Bu yeni rotanın iç politikayla da ilgisi olduğunu söyleyen Gerger, ETHA'ya yaptığı açıklamada bu ilgiyi şöyle açıklıyordu: 'Erdoğan, Türkiye'nin Peron'u olmak istiyor. Peronizmin, Peronist popülizmin önemli parçası Türkiye'de Arap yandaşlığı ve İsrail karşıtlığı. Peronist popülistliğin bir sonucu olarak sosyo-ekonomik olarak dışlanmış kesimlere yönelik popülist siyaset izliyor. Türkiye'de siyaset, ekonomik-sınıfsal konumlanmalara göre değil de, değerler ve ideolojiler üzerinden yürütüldüğü için bu popülizm Erdoğan'a büyük avantajlar sağlıyor. Gül'ün yerine yeni bir yarı başkanlık ya da başkanlık sistemiyle, bir sultan, padişah ya da yeni bir Peron olma hevesinde.'

Uçkan, Fransız Libération gazetesinden 'Marc Semo'nun analizinin de bu bakışla örtüştüğünü belirtiyor: Semo, Erdoğan'ın ‘Arap baharı Turu' ile yeni-Osmanlı hayalinin peşine düştüğünü söylüyor. Osmanlı etki alanında öncülük kazanmak ve Arap Dünyasında liderliğe oynamak hedefi, İslamcılık ve demokrasi konusundaki müphem 'başarı'nın bir model olarak iletişime dönüştürülmesiyle de örtüşüyor. Emperyal hayaller…”

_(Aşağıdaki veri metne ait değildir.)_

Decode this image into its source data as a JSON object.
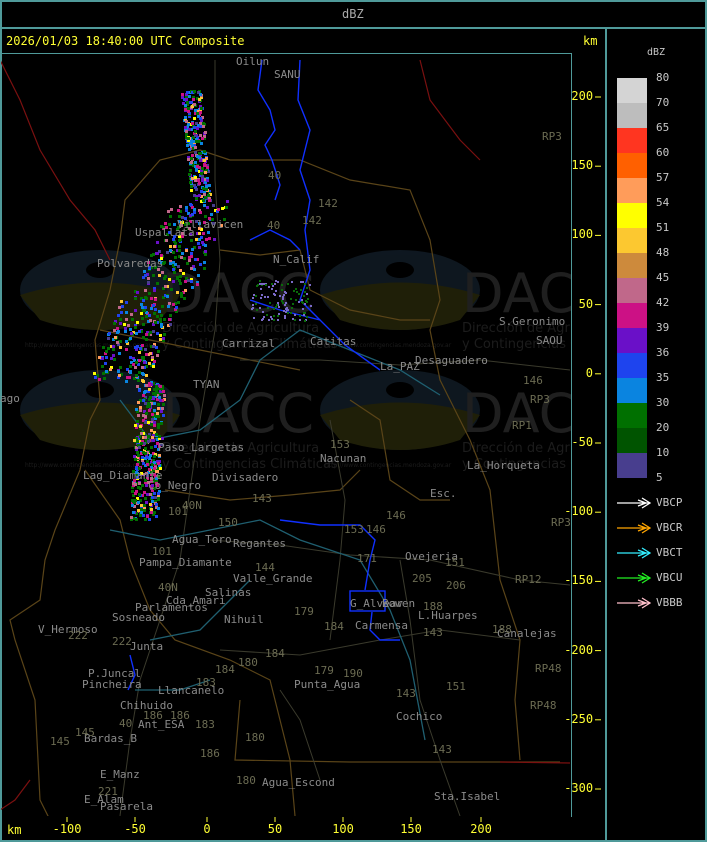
{
  "header": {
    "title": "dBZ"
  },
  "map": {
    "timestamp_title": "2026/01/03 18:40:00 UTC Composite",
    "unit_top": "km",
    "unit_bottom": "km",
    "x_axis": {
      "unit": "km",
      "ticks": [
        "-100",
        "-50",
        "0",
        "50",
        "100",
        "150",
        "200"
      ]
    },
    "y_axis": {
      "unit": "km",
      "ticks": [
        "200",
        "150",
        "100",
        "50",
        "0",
        "-50",
        "-100",
        "-150",
        "-200",
        "-250",
        "-300"
      ]
    },
    "places": [
      "Oilun",
      "SANU",
      "Villavicen",
      "Uspallata",
      "Polvaredas",
      "N_Calif",
      "Carrizal",
      "Catitas",
      "La_PAZ",
      "Desaguadero",
      "S.Geronimo",
      "SAOU",
      "TYAN",
      "ago",
      "Paso_Largetas",
      "Lag_Diamante",
      "Co_Negro",
      "Divisadero",
      "Nacunan",
      "La_Horqueta",
      "Esc.",
      "Agua_Toro",
      "Regantes",
      "Pampa_Diamante",
      "Valle_Grande",
      "Salinas",
      "Cda_Amari",
      "Parlamentos",
      "Sosneado",
      "Nihuil",
      "V_Hermoso",
      "Junta",
      "P.Juncal",
      "Pincheira",
      "Llancanelo",
      "Chihuido",
      "Ant_ESA",
      "Bardas_B",
      "E_Manz",
      "E_Alam",
      "Pasarela",
      "Punta_Agua",
      "Agua_Escond",
      "Carmensa",
      "L.Huarpes",
      "Canalejas",
      "Ovejeria",
      "Cochico",
      "Sta.Isabel",
      "G_Alvear",
      "Bowen"
    ],
    "routes": [
      "40",
      "142",
      "142",
      "40",
      "153",
      "143",
      "146",
      "153",
      "146",
      "150",
      "40N",
      "101",
      "101",
      "40N",
      "144",
      "171",
      "179",
      "184",
      "180",
      "184",
      "184",
      "183",
      "186",
      "186",
      "183",
      "180",
      "186",
      "180",
      "179",
      "190",
      "143",
      "151",
      "151",
      "143",
      "143",
      "205",
      "206",
      "188",
      "188",
      "222",
      "222",
      "145",
      "145",
      "40",
      "221",
      "RP3",
      "RP3",
      "RP1",
      "146",
      "RP3",
      "RP12",
      "RP48",
      "RP48"
    ],
    "watermark": {
      "brand": "DACC",
      "line1": "Dirección de Agricultura",
      "line2": "y Contingencias Climáticas",
      "url": "http://www.contingencias.mendoza.gov.ar"
    }
  },
  "legend": {
    "title": "dBZ",
    "scale": [
      {
        "label": "80",
        "color": "#d4d4d4"
      },
      {
        "label": "70",
        "color": "#bdbdbd"
      },
      {
        "label": "65",
        "color": "#ff3520"
      },
      {
        "label": "60",
        "color": "#ff6000"
      },
      {
        "label": "57",
        "color": "#ff9c5a"
      },
      {
        "label": "54",
        "color": "#ffff00"
      },
      {
        "label": "51",
        "color": "#fcc830"
      },
      {
        "label": "48",
        "color": "#cd8a3c"
      },
      {
        "label": "45",
        "color": "#c0688a"
      },
      {
        "label": "42",
        "color": "#cc1185"
      },
      {
        "label": "39",
        "color": "#6a10c8"
      },
      {
        "label": "36",
        "color": "#1e44ee"
      },
      {
        "label": "35",
        "color": "#0a84e0"
      },
      {
        "label": "30",
        "color": "#007000"
      },
      {
        "label": "20",
        "color": "#005400"
      },
      {
        "label": "10",
        "color": "#483e8e"
      }
    ],
    "bottom_label": "5",
    "radars": [
      {
        "label": "VBCP",
        "color": "#ffffff"
      },
      {
        "label": "VBCR",
        "color": "#ffa500"
      },
      {
        "label": "VBCT",
        "color": "#33eeff"
      },
      {
        "label": "VBCU",
        "color": "#22ee22"
      },
      {
        "label": "VBBB",
        "color": "#ffc0cb"
      }
    ]
  }
}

Başbakan Erdoğan'ın Filistin dostluğu ve İsrail karşıtlığının, ABD başta olmak üzere Batı’ya gösterdiği ‘laik demokrasi’ kartının Arap Baharı ülkelerinde iktidarda görmeyi arzuladığı dostlar üzerinde yaratacağı öfkeyi dizginleyeceğini umduğunu belirten Özgür Uçkan, son olarak şöyle konuştu:

“Erdoğan bir yandan laiklikten bahsediyor, diğer yandan da Arapların gururunu okşuyor. Bu strateji tutar mı tutmaz mı, bekleyip göreceğiz. Ama Erdoğan’ın hayallerinin önünde bundan çok daha zor engeller var. Bakalım açık açık şeriat istediğini söyleyen bir cephenin kafası karışık bir şekilde yönetmeye çabaladığı, batılı liderlerin birer ikişer yağmalamaya geldiği Libya’da nasıl bir performans gösterecek? Üstelik bir rakibi de var: Sarkozy de orada olacak!”